In this hybrid framework (DRSM-CNNFIS), the diabetic retinopathy stage identification process provided robust performance in all classes (normal DR (NDR), mild DR (MDR), moderate (MoDR), severe DR (SDR), and proliferative DR (PDR)), with an overall accuracy of 93%. Membership functions were constructed and tuned based on labelled data [14] that increased only by 3.6-fold compared to the original data. In the first step, the convolutional neural network was used to obtain the output vector of image features. In the next step, a fuzzy rule-based system was implemented based on human expert knowledge to measure the stage of DR. The final framework showed better performance compared with existing CNN models and ensemble models mentioned in the related work: DenseNet-201, Inception-ResNet-V2, Inception-V3, ResNet-50, Xception, Majority Vote Ensemble, and Average Ensemble. The proposed system showed better results and robust performance for multiclass classification with a weighted average of 0.9371, 0.9281, and 0.9296 for precision, recall, and D1-score, respectively, using the five-fold cross-validation method.

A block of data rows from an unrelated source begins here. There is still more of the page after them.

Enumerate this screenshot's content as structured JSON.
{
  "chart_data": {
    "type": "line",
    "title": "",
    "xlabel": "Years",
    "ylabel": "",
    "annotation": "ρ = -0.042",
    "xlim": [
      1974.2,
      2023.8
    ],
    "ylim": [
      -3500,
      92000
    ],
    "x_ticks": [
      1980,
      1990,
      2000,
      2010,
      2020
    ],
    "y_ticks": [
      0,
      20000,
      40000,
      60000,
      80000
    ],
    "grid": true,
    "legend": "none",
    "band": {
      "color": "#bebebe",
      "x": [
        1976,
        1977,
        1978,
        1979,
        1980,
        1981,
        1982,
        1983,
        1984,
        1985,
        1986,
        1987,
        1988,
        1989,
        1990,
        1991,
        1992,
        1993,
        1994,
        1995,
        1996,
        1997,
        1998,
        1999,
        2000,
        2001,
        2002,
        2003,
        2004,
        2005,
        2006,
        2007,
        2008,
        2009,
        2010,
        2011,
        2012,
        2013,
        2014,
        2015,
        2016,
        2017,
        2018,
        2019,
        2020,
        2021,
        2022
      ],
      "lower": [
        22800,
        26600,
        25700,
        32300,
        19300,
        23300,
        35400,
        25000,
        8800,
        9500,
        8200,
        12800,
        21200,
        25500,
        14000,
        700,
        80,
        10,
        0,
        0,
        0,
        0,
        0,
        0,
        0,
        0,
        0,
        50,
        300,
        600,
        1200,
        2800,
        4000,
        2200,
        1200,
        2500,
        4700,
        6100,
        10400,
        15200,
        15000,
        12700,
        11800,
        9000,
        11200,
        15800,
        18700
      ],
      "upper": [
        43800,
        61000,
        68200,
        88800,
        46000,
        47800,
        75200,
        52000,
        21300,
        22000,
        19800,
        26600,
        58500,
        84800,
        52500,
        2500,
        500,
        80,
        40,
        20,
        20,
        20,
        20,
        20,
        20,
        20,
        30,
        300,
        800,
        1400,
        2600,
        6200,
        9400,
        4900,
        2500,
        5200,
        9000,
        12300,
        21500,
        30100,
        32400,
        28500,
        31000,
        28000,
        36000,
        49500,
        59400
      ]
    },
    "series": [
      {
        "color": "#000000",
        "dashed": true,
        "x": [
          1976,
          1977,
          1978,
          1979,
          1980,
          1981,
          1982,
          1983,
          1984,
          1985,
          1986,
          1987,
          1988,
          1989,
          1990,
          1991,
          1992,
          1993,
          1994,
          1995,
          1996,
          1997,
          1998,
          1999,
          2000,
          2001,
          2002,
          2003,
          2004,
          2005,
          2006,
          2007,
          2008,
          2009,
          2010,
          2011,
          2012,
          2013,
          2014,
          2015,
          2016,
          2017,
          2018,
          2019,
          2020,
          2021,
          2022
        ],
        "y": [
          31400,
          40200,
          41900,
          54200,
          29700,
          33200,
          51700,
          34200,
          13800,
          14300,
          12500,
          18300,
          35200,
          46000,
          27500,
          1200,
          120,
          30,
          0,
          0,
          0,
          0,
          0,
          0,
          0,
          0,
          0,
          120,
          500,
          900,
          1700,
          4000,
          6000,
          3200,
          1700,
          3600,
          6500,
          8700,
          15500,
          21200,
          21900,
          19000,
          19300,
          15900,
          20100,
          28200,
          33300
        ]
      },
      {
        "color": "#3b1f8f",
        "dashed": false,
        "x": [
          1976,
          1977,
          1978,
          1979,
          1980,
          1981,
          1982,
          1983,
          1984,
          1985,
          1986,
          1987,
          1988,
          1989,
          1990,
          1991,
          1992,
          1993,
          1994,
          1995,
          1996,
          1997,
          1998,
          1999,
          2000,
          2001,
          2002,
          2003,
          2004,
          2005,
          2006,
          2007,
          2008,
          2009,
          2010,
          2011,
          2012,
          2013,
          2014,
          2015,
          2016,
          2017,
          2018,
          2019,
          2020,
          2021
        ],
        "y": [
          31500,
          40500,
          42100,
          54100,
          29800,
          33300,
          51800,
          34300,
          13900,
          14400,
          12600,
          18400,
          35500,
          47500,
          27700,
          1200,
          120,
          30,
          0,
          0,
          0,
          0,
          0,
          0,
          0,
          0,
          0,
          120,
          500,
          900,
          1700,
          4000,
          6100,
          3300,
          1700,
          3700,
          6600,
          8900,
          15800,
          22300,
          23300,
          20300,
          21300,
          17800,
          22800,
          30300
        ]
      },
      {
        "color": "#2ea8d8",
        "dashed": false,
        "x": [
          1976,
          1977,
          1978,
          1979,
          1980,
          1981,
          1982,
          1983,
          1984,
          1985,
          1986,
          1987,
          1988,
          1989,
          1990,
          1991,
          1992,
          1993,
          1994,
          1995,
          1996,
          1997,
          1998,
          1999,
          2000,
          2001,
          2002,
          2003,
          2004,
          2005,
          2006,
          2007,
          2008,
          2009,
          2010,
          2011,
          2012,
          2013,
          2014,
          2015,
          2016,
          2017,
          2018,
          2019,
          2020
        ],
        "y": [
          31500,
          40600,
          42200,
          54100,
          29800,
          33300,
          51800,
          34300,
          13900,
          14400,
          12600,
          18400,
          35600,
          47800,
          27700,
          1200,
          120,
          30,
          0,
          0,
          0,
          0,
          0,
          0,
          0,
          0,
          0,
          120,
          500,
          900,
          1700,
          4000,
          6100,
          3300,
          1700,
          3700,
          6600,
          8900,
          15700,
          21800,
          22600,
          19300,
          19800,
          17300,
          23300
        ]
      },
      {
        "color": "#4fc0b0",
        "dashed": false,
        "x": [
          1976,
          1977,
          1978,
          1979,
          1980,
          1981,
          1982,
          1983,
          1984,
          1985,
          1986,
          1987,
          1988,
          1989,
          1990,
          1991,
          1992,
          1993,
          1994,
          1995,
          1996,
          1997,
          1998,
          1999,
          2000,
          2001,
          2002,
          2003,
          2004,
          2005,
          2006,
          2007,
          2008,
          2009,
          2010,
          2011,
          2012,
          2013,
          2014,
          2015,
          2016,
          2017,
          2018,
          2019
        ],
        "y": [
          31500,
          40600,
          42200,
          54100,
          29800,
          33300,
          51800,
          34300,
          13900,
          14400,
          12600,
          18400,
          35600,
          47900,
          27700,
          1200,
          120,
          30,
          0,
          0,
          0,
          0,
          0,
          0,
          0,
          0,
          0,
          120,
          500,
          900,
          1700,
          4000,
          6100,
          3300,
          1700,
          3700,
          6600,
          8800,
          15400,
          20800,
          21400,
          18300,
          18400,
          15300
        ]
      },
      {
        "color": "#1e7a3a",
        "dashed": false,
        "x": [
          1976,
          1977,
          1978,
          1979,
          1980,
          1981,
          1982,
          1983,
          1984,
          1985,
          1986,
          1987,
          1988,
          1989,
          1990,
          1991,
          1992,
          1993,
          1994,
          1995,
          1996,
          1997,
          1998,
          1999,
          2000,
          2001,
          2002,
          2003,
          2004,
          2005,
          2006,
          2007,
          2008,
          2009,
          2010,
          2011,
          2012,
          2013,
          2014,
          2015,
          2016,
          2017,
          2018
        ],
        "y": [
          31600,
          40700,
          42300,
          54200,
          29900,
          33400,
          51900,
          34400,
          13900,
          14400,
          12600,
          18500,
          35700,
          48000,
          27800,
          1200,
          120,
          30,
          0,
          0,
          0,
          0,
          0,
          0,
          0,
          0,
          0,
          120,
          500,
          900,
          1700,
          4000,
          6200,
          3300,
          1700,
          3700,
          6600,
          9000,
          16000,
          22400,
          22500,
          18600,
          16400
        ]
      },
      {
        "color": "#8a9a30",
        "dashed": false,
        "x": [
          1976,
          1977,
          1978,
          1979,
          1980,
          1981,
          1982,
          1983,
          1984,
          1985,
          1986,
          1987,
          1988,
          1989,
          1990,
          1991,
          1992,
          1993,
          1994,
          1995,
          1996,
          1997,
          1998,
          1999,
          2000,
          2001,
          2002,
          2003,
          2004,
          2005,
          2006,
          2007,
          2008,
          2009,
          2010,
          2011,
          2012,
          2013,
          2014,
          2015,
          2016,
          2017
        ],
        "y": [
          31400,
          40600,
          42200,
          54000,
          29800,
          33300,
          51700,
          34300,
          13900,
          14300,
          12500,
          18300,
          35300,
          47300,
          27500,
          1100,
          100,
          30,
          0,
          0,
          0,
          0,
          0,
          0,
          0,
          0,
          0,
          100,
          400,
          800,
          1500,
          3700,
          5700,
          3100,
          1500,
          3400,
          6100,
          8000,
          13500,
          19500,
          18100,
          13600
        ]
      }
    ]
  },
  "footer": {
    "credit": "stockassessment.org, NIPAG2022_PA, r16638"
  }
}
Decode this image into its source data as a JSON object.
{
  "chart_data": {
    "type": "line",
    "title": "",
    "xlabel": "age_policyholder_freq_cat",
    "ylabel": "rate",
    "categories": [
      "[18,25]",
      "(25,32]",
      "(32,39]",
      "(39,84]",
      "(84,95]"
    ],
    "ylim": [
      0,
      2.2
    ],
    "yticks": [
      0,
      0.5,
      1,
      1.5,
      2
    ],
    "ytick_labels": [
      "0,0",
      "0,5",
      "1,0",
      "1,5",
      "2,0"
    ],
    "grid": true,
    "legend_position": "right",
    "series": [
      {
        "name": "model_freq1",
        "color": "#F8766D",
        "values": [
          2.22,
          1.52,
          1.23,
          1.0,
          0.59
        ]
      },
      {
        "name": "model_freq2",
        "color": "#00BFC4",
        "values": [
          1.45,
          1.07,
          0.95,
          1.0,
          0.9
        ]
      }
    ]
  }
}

In the future, automated method for rule extraction in the fuzzy rule-based system based on the training data will be implemented.

Implementing the proposed model in clinical practice at hospitals and ophthalmology offices will enable regular automated diagnostic measurement, which will save time and cost, and increase the chance of early stage diagnosis, as the results of the proposed model provide stable accuracy for all classes. Furthermore, dealing with noisy or low-quality data can open the door for the future of using mobile phone cameras for such applications.

The proposed model overcomes data dependency problems for deep learning models by using human expert (ophthalmology consultant) knowledge, but the limitation of this work can be seen in different aspects, such as the variation of the performance using different devices and the ethical aspects of health application automation.